Class-action attorney Steve Berman is coming after a drug industry that he says is “gouging” the American consumer, according to an article posted on the STAT website. Berman, based in Seattle, sees the current drug-pricing system as a machine for extracting money from patients: Pharma sets a high price for a given medication and then promises big, undisclosed rebates to the pharmacy benefit managers (PBMs) who control which drugs get covered by insurers. As prices go up, so do the secret rebates. 

One of Berman’s recent cases, against Mylan, argued that the company “ran a racket” with its infamous EpiPen, doling out kickbacks to PBMs to ensure that its product led the pack.
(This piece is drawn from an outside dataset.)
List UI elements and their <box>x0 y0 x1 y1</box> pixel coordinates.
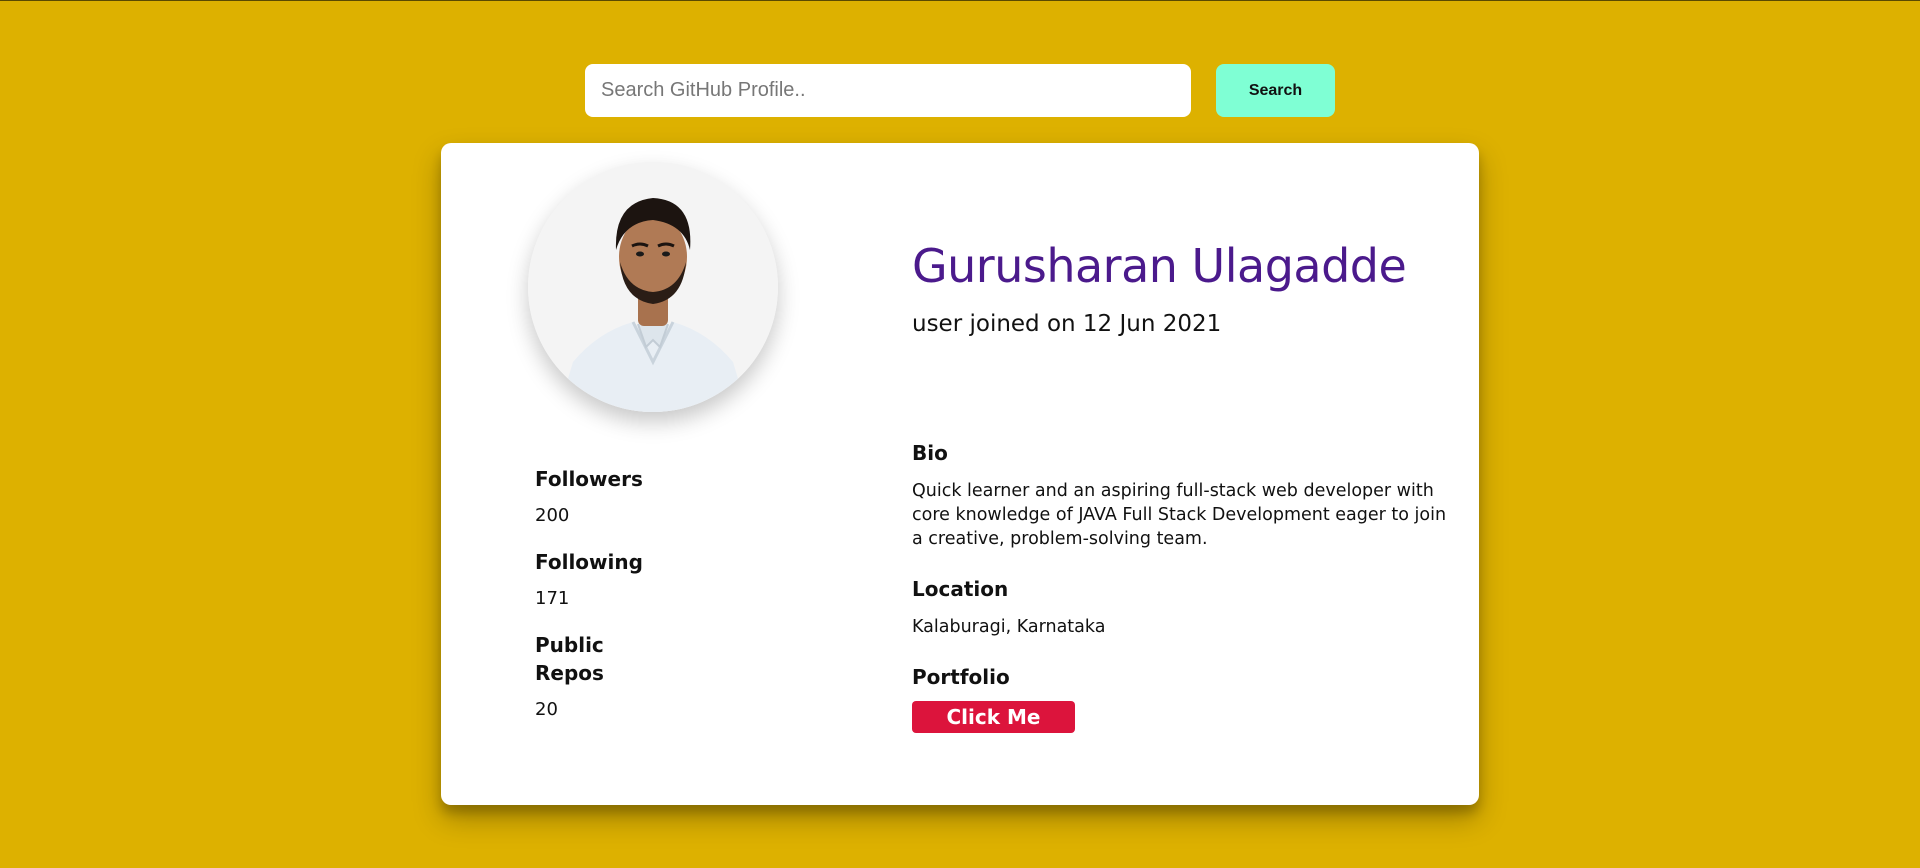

Another case, against the three biggest makers of insulin––Eli Lilly, Sanofi, and Novo Nordisk––accuses them of mounting an “arms race” of price increases to compensate for escalating rebates.

Berman’s insulin case paints a picture of each drug company sitting at the head of a table like a crime boss, with the three major PBMs—Express Scripts, CVS Caremark, and OptumRx—gathered to carry out its bidding.
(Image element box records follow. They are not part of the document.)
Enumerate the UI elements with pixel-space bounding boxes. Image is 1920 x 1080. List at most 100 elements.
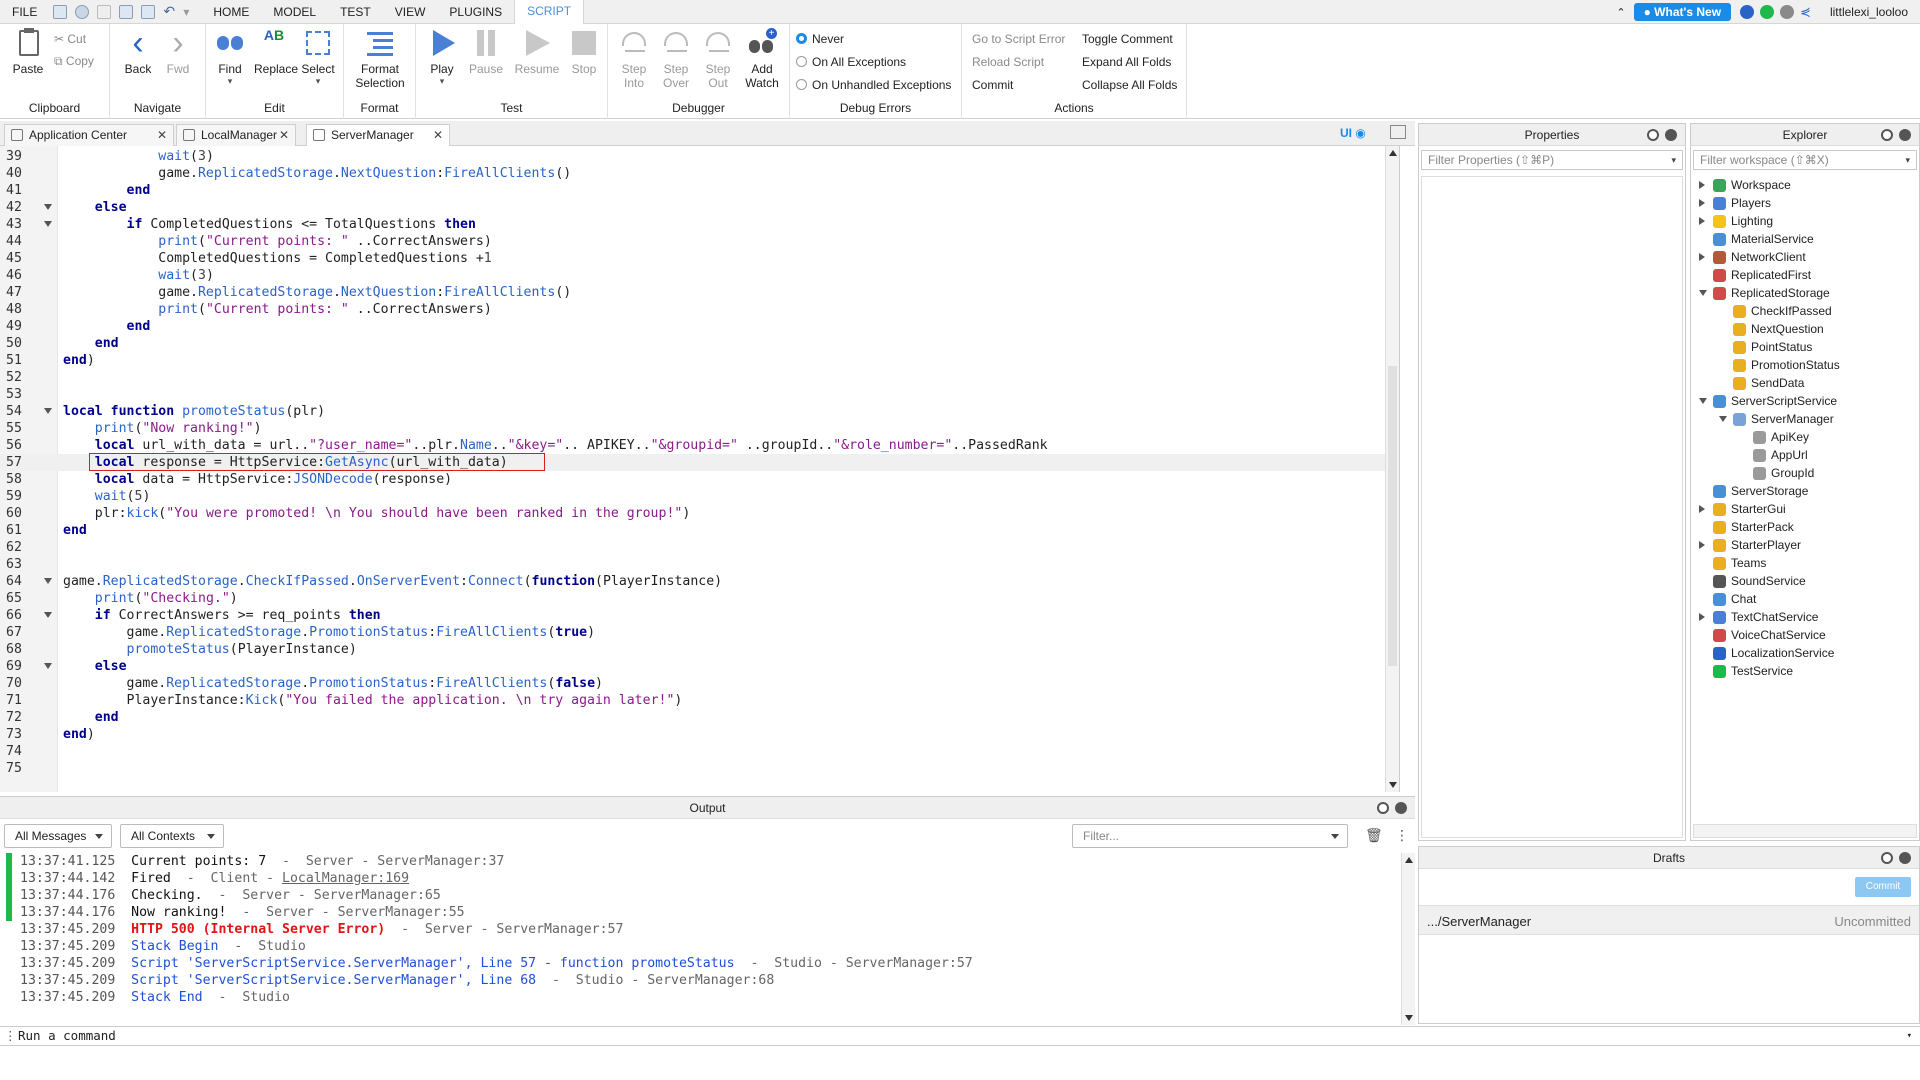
code-line[interactable]: 39 wait(3)	[0, 148, 1395, 165]
code-line[interactable]: 45 CompletedQuestions = CompletedQuestio…	[0, 250, 1395, 267]
collapsed-arrow-icon[interactable]	[1699, 505, 1705, 513]
paste-button[interactable]: Paste	[8, 28, 48, 76]
code-line[interactable]: 62	[0, 539, 1395, 556]
explorer-item-replicatedfirst[interactable]: ReplicatedFirst	[1691, 266, 1917, 284]
messages-filter-dropdown[interactable]: All Messages	[4, 824, 112, 848]
fold-toggle-icon[interactable]	[44, 663, 52, 669]
explorer-item-serverstorage[interactable]: ServerStorage	[1691, 482, 1917, 500]
drafts-commit-button[interactable]: Commit	[1855, 877, 1911, 897]
code-line[interactable]: 43 if CompletedQuestions <= TotalQuestio…	[0, 216, 1395, 233]
close-icon[interactable]: ✕	[157, 125, 167, 145]
explorer-item-serverscriptservice[interactable]: ServerScriptService	[1691, 392, 1917, 410]
whats-new-button[interactable]: ● What's New	[1633, 3, 1732, 21]
close-icon[interactable]	[1899, 129, 1911, 141]
username[interactable]: littlelexi_looloo	[1830, 5, 1908, 19]
code-line[interactable]: 65 print("Checking.")	[0, 590, 1395, 607]
collapsed-arrow-icon[interactable]	[1699, 613, 1705, 621]
explorer-item-players[interactable]: Players	[1691, 194, 1917, 212]
output-line[interactable]: 13:37:44.142 Fired - Client - LocalManag…	[6, 870, 409, 887]
menu-plugins[interactable]: PLUGINS	[437, 0, 514, 24]
code-line[interactable]: 52	[0, 369, 1395, 386]
explorer-item-starterpack[interactable]: StarterPack	[1691, 518, 1917, 536]
code-line[interactable]: 44 print("Current points: " ..CorrectAns…	[0, 233, 1395, 250]
add-watch-button[interactable]: + Add Watch	[742, 28, 782, 90]
quick-access-dropdown-icon[interactable]: ▾	[183, 5, 189, 19]
copy-button[interactable]: ⧉ Copy	[54, 54, 94, 69]
notifications-icon[interactable]	[1780, 5, 1795, 19]
tab-servermanager[interactable]: ServerManager ✕	[306, 124, 450, 147]
output-filter-input[interactable]: Filter...	[1072, 824, 1348, 848]
expanded-arrow-icon[interactable]	[1719, 416, 1727, 422]
undock-icon[interactable]	[1647, 129, 1659, 141]
explorer-item-textchatservice[interactable]: TextChatService	[1691, 608, 1917, 626]
undo-icon[interactable]: ↶	[163, 4, 177, 19]
format-selection-button[interactable]: Format Selection	[352, 28, 408, 90]
output-scrollbar[interactable]	[1401, 853, 1415, 1025]
back-button[interactable]: ‹ Back	[118, 26, 158, 76]
explorer-item-senddata[interactable]: SendData	[1691, 374, 1917, 392]
explorer-item-workspace[interactable]: Workspace	[1691, 176, 1917, 194]
trash-icon[interactable]: 🗑	[1365, 827, 1383, 844]
code-line[interactable]: 47 game.ReplicatedStorage.NextQuestion:F…	[0, 284, 1395, 301]
explorer-item-testservice[interactable]: TestService	[1691, 662, 1917, 680]
fold-toggle-icon[interactable]	[44, 204, 52, 210]
code-line[interactable]: 73 end)	[0, 726, 1395, 743]
command-bar[interactable]: ⋮ Run a command ▾	[0, 1026, 1920, 1046]
close-icon[interactable]	[1395, 802, 1407, 814]
explorer-item-voicechatservice[interactable]: VoiceChatService	[1691, 626, 1917, 644]
undock-icon[interactable]	[1881, 852, 1893, 864]
output-line[interactable]: 13:37:45.209 HTTP 500 (Internal Server E…	[20, 921, 623, 938]
scroll-down-icon[interactable]	[1405, 1015, 1413, 1021]
filter-workspace-input[interactable]: Filter workspace (⇧⌘X) ▾	[1693, 150, 1917, 170]
split-view-icon[interactable]	[1390, 125, 1406, 139]
output-line[interactable]: 13:37:44.176 Now ranking! - Server - Ser…	[6, 904, 465, 921]
team-create-icon[interactable]	[75, 4, 90, 19]
collapsed-arrow-icon[interactable]	[1699, 253, 1705, 261]
code-line[interactable]: 58 local data = HttpService:JSONDecode(r…	[0, 471, 1395, 488]
find-dropdown-icon[interactable]: ▾	[210, 76, 250, 87]
undock-icon[interactable]	[1881, 129, 1893, 141]
explorer-item-soundservice[interactable]: SoundService	[1691, 572, 1917, 590]
explorer-item-nextquestion[interactable]: NextQuestion	[1691, 320, 1917, 338]
radio-unhandled-exceptions[interactable]: On Unhandled Exceptions	[796, 78, 951, 92]
code-line[interactable]: 70 game.ReplicatedStorage.PromotionStatu…	[0, 675, 1395, 692]
code-line[interactable]: 46 wait(3)	[0, 267, 1395, 284]
more-options-icon[interactable]: ⋮	[1395, 827, 1409, 844]
close-icon[interactable]: ✕	[279, 125, 289, 145]
step-into-button[interactable]: Step Into	[614, 28, 654, 90]
code-line[interactable]: 61 end	[0, 522, 1395, 539]
scroll-up-icon[interactable]	[1405, 857, 1413, 863]
filter-properties-input[interactable]: Filter Properties (⇧⌘P) ▾	[1421, 150, 1683, 170]
collapsed-arrow-icon[interactable]	[1699, 181, 1705, 189]
code-line[interactable]: 54 local function promoteStatus(plr)	[0, 403, 1395, 420]
help-icon[interactable]	[1740, 5, 1755, 19]
menu-file[interactable]: FILE	[0, 0, 49, 24]
output-line[interactable]: 13:37:45.209 Script 'ServerScriptService…	[20, 972, 774, 989]
scroll-thumb[interactable]	[1388, 366, 1397, 666]
contexts-filter-dropdown[interactable]: All Contexts	[120, 824, 224, 848]
drafts-row[interactable]: .../ServerManager Uncommitted	[1419, 905, 1919, 935]
code-line[interactable]: 74	[0, 743, 1395, 760]
resume-button[interactable]: Resume	[514, 28, 560, 76]
explorer-item-checkifpassed[interactable]: CheckIfPassed	[1691, 302, 1917, 320]
collapsed-arrow-icon[interactable]	[1699, 199, 1705, 207]
select-button[interactable]: Select ▾	[298, 28, 338, 87]
save-icon[interactable]	[141, 4, 156, 19]
scroll-up-icon[interactable]	[1389, 150, 1397, 156]
code-line[interactable]: 49 end	[0, 318, 1395, 335]
output-line[interactable]: 13:37:45.209 Stack Begin - Studio	[20, 938, 306, 955]
radio-never[interactable]: Never	[796, 32, 844, 46]
share-icon[interactable]: ⋞	[1800, 4, 1811, 20]
explorer-item-networkclient[interactable]: NetworkClient	[1691, 248, 1917, 266]
code-line[interactable]: 63	[0, 556, 1395, 573]
menu-model[interactable]: MODEL	[261, 0, 328, 24]
explorer-item-teams[interactable]: Teams	[1691, 554, 1917, 572]
code-line[interactable]: 66 if CorrectAnswers >= req_points then	[0, 607, 1395, 624]
explorer-item-chat[interactable]: Chat	[1691, 590, 1917, 608]
explorer-item-pointstatus[interactable]: PointStatus	[1691, 338, 1917, 356]
code-line[interactable]: 53	[0, 386, 1395, 403]
code-line[interactable]: 55 print("Now ranking!")	[0, 420, 1395, 437]
collapsed-arrow-icon[interactable]	[1699, 217, 1705, 225]
code-line[interactable]: 60 plr:kick("You were promoted! \n You s…	[0, 505, 1395, 522]
play-button[interactable]: Play ▾	[422, 28, 462, 87]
The companies and PBMs “functioned as a continuing unit for the purposes of implementing the [insulin] pricing scheme and, when issues arise during the scheme, each agreed to take actions to hide the scheme and continue its existence,” according to the complaint.

In his latest lawsuits, Berman has taken a cue from cases against the Gambino, Lucchese, and Genovese crime families, according to the article. The Racketeer Influenced and Corrupt Organizations (RICO) Act was designed to dismantle organized crime, holding mob bosses liable for the crimes they delegate to middlemen. The act has since been widely applied to mob-like activity elsewhere. To Berman, pharma companies fit the bill.

In his Mylan suit, Berman lumped the company and its associated PBMs into a crime family dubbed “the EpiPen Pricing Enterprise.”

Berman told STAT that his firm is working on “five or six” new cases tied to drug pricing.

“I don’t think these people will ever stop,” he said. “There’s so much money involved that there’s just incentive to try to game the system.”